Landesgeschichtliches Informationssystem Hessen

Hessische Quellen zum Ersten Weltkrieg

↑ Wilhelm Weidemann, Aus dem Tagebuche eines Kasseler Kriegsfreiwilligen, 1914

Abschnitt 12: Requirierungen in Geraardsbergen, Fahrt nach Ophasselt

[282-283]

Da wir noch nicht Quartier nehmen konnten, beschloß der Major, in jenem Städtchen Wagen requirieren zu lassen, um denen, die nur schwer noch mitmachten, die Tornister nachfahren zu lassen. Also: „Freiwillige vor!" Ich fühlte mich noch wenig ermüdet, und zumal es vielleicht dabei ein kleines Abenteuer zu erleben galt, sprang ich vor.

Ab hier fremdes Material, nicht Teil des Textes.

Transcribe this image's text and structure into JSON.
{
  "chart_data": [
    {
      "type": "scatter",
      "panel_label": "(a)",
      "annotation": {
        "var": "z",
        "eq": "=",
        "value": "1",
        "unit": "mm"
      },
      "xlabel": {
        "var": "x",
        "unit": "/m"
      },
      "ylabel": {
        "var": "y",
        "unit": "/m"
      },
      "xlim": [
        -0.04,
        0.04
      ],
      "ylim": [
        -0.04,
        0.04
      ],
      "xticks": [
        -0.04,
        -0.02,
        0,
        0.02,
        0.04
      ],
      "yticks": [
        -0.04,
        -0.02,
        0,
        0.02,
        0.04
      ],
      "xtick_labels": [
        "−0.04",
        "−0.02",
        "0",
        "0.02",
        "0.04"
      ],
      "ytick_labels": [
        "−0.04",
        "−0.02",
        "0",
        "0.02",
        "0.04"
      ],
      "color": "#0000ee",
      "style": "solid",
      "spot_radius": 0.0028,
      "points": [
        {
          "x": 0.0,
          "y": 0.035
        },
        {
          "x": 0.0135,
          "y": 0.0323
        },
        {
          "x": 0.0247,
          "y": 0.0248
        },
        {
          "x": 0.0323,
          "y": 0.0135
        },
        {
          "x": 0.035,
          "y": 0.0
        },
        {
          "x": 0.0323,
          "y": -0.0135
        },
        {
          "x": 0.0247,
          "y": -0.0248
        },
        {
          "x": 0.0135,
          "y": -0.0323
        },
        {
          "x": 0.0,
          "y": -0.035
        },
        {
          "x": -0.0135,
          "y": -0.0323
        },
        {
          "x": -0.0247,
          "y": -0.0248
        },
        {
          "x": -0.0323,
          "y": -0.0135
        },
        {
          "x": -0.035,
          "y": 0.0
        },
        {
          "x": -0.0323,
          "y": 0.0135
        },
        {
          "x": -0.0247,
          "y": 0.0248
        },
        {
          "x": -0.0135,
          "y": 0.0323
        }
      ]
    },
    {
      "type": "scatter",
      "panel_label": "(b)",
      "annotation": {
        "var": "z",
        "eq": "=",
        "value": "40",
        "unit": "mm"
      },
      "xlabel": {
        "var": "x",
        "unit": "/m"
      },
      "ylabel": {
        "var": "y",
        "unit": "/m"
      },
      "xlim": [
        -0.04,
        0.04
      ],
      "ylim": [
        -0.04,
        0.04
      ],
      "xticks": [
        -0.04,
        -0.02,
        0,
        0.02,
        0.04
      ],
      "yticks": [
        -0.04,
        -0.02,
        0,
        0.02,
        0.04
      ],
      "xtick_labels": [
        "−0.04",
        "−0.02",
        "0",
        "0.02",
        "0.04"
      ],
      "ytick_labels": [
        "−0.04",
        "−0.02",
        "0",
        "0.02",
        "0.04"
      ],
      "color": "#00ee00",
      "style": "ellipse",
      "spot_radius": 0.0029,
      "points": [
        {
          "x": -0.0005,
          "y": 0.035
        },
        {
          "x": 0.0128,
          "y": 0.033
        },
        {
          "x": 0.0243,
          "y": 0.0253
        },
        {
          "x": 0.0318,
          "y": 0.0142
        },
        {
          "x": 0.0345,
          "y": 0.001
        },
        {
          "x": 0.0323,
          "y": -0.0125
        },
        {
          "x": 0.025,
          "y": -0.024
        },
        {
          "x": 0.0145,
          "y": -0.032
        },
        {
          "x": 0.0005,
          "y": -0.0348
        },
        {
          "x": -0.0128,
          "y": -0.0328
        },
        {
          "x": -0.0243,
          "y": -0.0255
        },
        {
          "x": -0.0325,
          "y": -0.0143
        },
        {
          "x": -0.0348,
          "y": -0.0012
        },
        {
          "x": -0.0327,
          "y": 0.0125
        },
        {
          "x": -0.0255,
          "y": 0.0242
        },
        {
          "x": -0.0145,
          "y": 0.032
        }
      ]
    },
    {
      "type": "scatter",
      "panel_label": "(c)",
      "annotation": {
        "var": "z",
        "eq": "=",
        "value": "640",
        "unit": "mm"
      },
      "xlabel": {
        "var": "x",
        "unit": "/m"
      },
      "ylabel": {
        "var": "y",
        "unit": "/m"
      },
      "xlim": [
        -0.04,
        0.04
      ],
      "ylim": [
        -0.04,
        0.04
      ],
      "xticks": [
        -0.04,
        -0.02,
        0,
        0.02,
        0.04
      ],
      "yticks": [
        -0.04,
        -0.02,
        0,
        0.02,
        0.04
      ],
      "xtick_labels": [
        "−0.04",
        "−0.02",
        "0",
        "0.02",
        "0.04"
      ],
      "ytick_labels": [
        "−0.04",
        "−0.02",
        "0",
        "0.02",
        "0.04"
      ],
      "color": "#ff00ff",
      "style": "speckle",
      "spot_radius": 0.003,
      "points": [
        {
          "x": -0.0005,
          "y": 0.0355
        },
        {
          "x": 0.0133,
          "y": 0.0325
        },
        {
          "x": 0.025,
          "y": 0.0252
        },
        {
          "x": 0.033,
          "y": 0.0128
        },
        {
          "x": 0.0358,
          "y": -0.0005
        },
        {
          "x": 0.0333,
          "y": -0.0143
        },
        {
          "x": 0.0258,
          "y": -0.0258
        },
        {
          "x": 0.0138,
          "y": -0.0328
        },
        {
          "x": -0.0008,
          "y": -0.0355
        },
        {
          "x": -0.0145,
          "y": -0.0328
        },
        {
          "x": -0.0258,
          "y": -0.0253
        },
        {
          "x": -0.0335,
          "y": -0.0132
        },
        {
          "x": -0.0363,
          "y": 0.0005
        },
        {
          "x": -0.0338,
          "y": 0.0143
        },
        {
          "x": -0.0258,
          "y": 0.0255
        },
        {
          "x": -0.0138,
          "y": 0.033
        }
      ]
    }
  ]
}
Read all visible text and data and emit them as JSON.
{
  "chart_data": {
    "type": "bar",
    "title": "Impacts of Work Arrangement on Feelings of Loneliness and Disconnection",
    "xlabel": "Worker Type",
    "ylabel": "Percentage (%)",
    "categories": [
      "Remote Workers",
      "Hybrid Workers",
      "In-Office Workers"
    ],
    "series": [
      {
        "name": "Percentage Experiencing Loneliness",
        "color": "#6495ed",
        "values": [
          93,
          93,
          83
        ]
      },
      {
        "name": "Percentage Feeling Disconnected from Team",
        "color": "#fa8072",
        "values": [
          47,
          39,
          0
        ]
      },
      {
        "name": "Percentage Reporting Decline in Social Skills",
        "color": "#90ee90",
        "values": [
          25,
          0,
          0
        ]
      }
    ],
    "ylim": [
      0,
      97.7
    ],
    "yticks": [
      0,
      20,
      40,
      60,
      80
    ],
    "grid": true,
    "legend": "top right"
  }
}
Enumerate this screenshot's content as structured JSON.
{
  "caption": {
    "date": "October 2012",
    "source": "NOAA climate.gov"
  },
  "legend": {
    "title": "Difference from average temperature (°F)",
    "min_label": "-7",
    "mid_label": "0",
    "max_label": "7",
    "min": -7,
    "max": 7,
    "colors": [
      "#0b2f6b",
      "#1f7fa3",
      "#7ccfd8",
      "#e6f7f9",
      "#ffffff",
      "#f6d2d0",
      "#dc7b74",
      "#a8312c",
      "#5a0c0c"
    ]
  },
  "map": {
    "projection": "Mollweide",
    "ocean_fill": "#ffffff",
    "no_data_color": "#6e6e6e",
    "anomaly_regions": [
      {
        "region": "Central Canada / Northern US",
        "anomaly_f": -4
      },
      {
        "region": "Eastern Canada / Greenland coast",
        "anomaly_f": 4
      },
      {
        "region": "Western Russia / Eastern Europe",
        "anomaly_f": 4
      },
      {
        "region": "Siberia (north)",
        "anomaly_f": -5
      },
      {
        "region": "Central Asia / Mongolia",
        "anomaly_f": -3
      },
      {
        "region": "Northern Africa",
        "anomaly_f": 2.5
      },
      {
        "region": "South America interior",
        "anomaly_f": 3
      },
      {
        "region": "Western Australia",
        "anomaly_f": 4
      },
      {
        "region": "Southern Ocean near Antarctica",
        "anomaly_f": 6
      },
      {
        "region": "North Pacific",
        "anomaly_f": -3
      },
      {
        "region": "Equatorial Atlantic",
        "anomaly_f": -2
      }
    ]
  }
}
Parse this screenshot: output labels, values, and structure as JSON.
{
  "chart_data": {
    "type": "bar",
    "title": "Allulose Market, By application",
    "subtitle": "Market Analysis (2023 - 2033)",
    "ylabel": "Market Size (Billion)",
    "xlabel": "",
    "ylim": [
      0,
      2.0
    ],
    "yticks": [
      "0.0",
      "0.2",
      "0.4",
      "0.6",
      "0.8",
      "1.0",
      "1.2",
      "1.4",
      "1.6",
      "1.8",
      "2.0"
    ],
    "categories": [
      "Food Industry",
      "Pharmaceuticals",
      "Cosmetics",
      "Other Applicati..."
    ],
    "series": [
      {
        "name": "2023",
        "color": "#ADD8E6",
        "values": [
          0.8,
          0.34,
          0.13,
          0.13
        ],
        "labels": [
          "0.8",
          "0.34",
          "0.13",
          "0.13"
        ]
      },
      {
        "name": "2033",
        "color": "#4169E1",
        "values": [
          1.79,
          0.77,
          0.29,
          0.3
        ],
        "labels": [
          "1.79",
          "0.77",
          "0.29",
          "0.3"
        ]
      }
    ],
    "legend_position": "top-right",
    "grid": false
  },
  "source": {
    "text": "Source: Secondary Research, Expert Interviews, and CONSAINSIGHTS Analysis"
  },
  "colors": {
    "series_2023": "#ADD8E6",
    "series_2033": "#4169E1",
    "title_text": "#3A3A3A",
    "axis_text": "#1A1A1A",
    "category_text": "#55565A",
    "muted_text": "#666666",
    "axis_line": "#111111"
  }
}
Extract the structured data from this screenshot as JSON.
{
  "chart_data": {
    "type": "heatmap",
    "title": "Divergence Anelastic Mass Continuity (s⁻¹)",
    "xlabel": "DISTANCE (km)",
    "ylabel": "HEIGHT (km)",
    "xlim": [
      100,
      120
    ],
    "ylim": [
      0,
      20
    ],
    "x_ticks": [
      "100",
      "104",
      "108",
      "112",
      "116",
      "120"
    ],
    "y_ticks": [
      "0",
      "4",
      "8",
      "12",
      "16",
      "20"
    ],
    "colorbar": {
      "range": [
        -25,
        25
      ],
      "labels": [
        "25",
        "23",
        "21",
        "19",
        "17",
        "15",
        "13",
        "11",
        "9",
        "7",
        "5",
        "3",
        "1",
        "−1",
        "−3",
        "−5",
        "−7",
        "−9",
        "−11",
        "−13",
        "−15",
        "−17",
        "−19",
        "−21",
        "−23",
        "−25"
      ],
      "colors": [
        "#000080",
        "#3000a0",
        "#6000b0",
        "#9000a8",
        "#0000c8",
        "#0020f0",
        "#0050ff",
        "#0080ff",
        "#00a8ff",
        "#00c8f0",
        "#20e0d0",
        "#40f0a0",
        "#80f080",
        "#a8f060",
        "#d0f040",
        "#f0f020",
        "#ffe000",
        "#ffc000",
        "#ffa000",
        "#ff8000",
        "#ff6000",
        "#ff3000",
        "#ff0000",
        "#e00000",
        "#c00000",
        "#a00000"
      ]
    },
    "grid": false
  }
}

Zwölf Mann stark, die zum größeren Teil die stets stramme dritte Kompagnie stellte, zogen wir nun unter Führung unseres Feldwebels B. in Grammont ein, während das Bataillon droben auf der Höhe wartete, bis die requirierten Wagen einträfen. Auf beide Seiten der Straßen verteilt gingen wir im Schutze der Häuserfronten mit aufgepflanztem Seitengewehr vor. Entsetzt wichen Frauen und Kinder, die nach der Sitte vor den Haustüren saßen, vor unserer blinkenden Wehr ins Innere, während sich die Männer, die, faul die Hände in den Taschen, die langen dampfenden Tonpfeifen in einen Mundwinkel geschoben, lauernd und listig unter ihrer tief und schief ins Gesicht gezogenen englischen Mütze hervorsehend umherstanden, verstohlen zu drücken suchten. Schließlich trieben wir einen dieser Kerle auf und ließen uns zum Bürgermeister führen und aufs Rathaus am Markt, wo ein frischer Brunnen plätscherte, unsern Durst zu füllen. Zwei Mann als Posten vor das Haus, zwei weitere auf die Treppengänge usw., so meldeten wir uns beim Stadtoberhaupte an. Der Maire ist beinahe vor Schreck vom Stuhl gesunken und konnte leichenblaß zunächst kein Wort vorbringen, als wir so in sein Zimmer eindrangen und unsere Forderung nannten. Allzu freundlich haben wir auch nicht gerade dreingeschaut. — Schnell willigte der Herr in alles, was wir haben wollten; und schien er uns etwas zu zögern, so räusperte sich einer einmal nach Preußischer Soldatenart und ließ ganz zufällig einmal den Kolben aufstoßen, daß rings alles im Zimmer erzitterte und erschrocken der Herr Maire zusammenzuckte. Garantie über die Haltung seiner Bevölkerung wollte er leisten, nur über das sogenannte Weberviertel lehnte er sie ab.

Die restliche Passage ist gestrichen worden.